Außerdem wie oben schon erwähnt hast du mal versucht WTF,WDB und Interface Ordner neu zu machen manchmal liegt das auch an einem Addon.
Was mir auch noch so eingefalln ist evtl. mal den PC aufmachen und bissel säubern (Natürlich nur wenn du dir das zutraust).

Und was das Betreiben von WoW mit 2 Grafikkarten angeht ist mir nichts bekannt weder im Positiven noch im Negativen im schlimmste Fall wird halt eine nicht verwendet wenns nicht unterstützt wird.
Tja wenn das dann alles nichts hilft gäbe es noch die Möglichkeit den Tech Support von Blizzard zurate zu nehmen (manchmal helfen die auch).

Ultima Ratio:
Und gibst dann immernoch keinerlei Verbesserung schaff deinen PC zum nächsten Fachgeschäft und lass ihn mal durchchecken.
Informiere dich aber vorher über die Kosten und den Aufwand der Betrieben wird im Idealfall darfste sogar danebenstehn wenn da der Fachmann am Werk ist.


----------



## Spartan.117 (16. April 2009)

Habe seit Patchday auch Aufbau-Probleme.
Meine Character in der Charcterliste werden nur zur Hälfte dargestellt oder
ingame werden zB nur der halbe Kopf abgebildet.

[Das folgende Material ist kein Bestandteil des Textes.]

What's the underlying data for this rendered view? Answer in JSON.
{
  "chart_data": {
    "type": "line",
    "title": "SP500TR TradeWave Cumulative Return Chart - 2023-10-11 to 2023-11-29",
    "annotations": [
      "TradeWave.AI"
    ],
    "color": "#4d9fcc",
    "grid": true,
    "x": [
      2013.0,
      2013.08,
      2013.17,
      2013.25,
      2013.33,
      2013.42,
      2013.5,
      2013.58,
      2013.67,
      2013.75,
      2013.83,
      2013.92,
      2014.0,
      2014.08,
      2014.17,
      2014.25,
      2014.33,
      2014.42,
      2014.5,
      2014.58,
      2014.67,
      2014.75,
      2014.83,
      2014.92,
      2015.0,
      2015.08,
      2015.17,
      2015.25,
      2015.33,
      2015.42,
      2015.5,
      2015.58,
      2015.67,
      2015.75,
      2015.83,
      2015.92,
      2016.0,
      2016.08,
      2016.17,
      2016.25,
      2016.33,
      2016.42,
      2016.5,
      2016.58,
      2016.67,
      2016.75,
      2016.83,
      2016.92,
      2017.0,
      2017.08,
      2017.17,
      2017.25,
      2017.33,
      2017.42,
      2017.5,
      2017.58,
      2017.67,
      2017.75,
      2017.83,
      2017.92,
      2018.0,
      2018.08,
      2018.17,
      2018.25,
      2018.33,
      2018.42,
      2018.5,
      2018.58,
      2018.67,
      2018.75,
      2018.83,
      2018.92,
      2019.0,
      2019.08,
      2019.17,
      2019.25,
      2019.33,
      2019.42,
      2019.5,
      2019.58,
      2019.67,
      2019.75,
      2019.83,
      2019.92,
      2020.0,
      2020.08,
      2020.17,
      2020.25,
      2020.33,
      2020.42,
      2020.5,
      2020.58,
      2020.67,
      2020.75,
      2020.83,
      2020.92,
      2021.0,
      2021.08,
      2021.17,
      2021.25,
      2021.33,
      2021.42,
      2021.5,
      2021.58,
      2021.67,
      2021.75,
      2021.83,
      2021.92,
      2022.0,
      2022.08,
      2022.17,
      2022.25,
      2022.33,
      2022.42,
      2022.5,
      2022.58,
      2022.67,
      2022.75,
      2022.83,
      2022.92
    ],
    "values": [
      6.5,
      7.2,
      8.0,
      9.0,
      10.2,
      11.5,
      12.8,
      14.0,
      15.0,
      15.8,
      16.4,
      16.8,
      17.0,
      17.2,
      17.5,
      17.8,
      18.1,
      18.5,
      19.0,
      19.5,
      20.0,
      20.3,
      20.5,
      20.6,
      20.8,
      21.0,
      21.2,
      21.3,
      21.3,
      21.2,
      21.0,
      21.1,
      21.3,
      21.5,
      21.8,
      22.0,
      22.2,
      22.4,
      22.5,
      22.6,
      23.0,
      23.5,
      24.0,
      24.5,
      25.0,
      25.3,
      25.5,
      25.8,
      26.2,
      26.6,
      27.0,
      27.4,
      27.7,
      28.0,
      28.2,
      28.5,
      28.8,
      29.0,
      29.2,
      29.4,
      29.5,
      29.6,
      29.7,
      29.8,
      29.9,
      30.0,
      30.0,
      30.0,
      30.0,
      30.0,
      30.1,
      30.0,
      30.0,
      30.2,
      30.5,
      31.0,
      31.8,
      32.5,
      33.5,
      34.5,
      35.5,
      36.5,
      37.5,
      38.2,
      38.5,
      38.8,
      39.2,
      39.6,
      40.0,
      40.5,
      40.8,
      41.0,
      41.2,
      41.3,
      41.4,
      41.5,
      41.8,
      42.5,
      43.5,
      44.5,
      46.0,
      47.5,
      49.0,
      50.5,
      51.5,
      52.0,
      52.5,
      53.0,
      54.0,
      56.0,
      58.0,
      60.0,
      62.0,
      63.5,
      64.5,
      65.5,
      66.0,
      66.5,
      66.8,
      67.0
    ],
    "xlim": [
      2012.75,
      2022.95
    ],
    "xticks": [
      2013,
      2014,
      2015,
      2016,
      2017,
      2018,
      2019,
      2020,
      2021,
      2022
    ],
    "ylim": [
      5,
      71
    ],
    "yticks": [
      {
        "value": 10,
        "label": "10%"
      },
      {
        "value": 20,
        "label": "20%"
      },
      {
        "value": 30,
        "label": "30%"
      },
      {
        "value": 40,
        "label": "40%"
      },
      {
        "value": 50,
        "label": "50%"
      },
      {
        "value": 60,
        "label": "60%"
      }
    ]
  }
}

Also ich vermute des liegt auch am Patch.

Naja, mal gucken ob morgen oder kommende woche ein weiter Hotfic aufgespilt wird, die den Fehler behebt


----------



## Maerad (16. April 2009)

Wäre mal nett was über dein System zu wissen, poste mal am besten nen Everestlog oder sowas


----------



## Glohin (16. April 2009)

Hallo zusammen
Wie Alucaard schon beschrieben hat,mal den PC aufmachen.
Der Lüfter der GraKa verstopft sich mit der Zeit mit Staubpartikeln zu,nicht nur der GraKa-lüfter,sondern generell
alle Lüfter und Komponenten,die einem ständigen Luftstrom ausgesetzt sind.
Der Staubsauger wirkt da große Wunder!
Aber vorher bitte alles stromlos machen,sonst knisterts,und das wars dann....
Es sieht bei Deinem PC so aus,das die GraKa zu heiß wird,denn WoW hat schon einiges an der Grafikengine geschraubt,
und wenn Du WoW laufen läßt,dann kommt die GraKa an ihre Grenzen.
Gruß Glohin


----------



## Nocc (16. April 2009)

Maerad schrieb:


> Wäre mal nett was über dein System zu wissen, poste mal am besten nen Everestlog oder sowas




sry hab da ka von, wie geht das?

@alucaard, an addons kanns net liegen, hab wow erst seit vorgestern wieder drauf, keine addons etc bisher geladen...
hab die lüfter aussen mal gesäubert, die drin sehn so naja aus... das prob is, mein tower is verschlossen wegen garantie, schlüssel hat nur das geschäft...
hab vornedran 3 temperaturanzeigen, cpu 30grad hdd 30 grad sys war vorhin ingame auf 52grad (blinkend)
kann das sein dass das die graka is die zu heiss wird und deswegen rumspinnt?
nur, warum wird die denn zb bei crysis net zu heiss? kenn mich da net so aus, aber grafikmässig is crysis ja welten über wow oder lieg ich da falsch?


Noc


----------



## jeef (16. April 2009)

Mach doch mal alles aus an Addons
und Grafik stellste alles mal aus was aus geht und den rest so niedrig wie möglich und
guck mal wies dann aussieht.

wenns normal ist,machste alles nach und nach wieder an

temparatur is auch okay


----------



## fastjack25 (16. April 2009)

Eins wollte ich noch anmerken, hab ich vergessen...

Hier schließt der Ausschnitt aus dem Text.